The measurement results are usually reported in the form of a bending resistance or bending moment. These bending-stiffness-related methods are characterized by the fact that the measurement results are strongly dependent on the test format and on other measurement conditions.
The measurement of tensile stiffness involved some theoretical problems which we have learned to handle with the help of theories of materials mechanics, measurement methods and correct equipment. The measurement of bending stiffness makes even greater demands on method and measurement equipment, if we are really to measure what we intend to measure. In this chapter, we shall now consider bending stiffness by studying the theories of mechanics of materials in order to obtain a better understanding of this important property. The ambition is to understand the stresses which interact when a material is exposed to a bending moment. I therefore exclude basic mathematical derivations, such as the general calculation of moment of inertia.
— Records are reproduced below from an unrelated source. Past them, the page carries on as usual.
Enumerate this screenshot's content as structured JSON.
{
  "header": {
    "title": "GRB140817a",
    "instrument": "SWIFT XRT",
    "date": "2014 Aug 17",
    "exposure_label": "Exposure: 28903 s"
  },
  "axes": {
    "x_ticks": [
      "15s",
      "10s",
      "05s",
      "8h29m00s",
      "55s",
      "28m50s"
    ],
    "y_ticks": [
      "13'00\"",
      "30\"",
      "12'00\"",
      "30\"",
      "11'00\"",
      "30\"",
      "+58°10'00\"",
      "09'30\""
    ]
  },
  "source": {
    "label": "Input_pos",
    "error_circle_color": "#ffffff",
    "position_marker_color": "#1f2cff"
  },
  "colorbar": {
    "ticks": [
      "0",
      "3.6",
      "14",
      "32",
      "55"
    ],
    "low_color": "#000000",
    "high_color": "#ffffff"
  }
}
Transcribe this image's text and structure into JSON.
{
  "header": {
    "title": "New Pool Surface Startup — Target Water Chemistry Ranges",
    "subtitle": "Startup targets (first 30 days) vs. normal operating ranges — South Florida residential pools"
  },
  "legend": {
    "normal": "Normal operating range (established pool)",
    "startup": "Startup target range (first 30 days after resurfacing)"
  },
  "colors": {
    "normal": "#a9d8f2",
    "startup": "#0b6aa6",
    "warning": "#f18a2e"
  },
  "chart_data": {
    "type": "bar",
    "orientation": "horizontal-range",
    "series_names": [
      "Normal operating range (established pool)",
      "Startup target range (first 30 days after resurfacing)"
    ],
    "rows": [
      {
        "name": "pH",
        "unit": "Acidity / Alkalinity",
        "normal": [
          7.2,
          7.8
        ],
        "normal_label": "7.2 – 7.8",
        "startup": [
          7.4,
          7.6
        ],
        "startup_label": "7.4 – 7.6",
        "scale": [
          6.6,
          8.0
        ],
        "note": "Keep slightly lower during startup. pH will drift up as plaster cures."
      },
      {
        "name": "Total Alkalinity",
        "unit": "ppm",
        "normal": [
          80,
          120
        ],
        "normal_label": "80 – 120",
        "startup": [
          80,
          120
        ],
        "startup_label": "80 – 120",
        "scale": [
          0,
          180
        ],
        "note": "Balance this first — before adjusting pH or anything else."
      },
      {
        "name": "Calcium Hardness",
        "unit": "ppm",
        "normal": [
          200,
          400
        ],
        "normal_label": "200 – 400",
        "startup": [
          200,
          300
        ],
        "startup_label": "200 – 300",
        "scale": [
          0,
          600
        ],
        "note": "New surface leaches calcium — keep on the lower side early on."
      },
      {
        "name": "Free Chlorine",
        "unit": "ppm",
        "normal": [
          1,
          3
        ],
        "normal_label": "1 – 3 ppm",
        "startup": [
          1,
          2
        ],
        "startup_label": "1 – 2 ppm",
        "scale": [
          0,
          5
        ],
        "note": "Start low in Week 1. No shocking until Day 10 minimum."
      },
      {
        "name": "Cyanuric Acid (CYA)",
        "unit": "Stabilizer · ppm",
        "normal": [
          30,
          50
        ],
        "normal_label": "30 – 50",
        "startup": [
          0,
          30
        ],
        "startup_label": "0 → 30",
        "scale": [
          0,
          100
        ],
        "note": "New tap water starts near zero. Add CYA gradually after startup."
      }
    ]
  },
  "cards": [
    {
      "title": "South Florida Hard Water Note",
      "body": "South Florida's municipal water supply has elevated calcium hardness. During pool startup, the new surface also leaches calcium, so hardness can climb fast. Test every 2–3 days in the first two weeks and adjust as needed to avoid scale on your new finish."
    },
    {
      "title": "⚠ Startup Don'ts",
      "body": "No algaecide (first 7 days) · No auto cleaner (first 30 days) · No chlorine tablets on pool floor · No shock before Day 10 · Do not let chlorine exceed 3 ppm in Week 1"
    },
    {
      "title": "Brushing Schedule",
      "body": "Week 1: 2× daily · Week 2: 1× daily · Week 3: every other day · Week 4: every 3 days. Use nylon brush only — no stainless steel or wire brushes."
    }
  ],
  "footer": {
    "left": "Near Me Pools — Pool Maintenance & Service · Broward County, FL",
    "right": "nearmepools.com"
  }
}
Two principles for bending stiffness measurement
Two different principles are utilized for the determination of bending stiffness. The first is the beam bending principle, which is in turn subdivided into the 2-point, 3-point and 4-point methods, depending on the number of load application points on the sample. The second is the resonance stiffness principle where the natural frequency of free vibration is utilized.
Theory for bending stiffness in beam bending
Since paper is an extremely complicated material from a bending stiffness point of view, we choose to describe the bending stiffness theories starting from a rectangular beam of metal. The beam is assumed to be weightless so that its own weight need not be introduced into the discussion.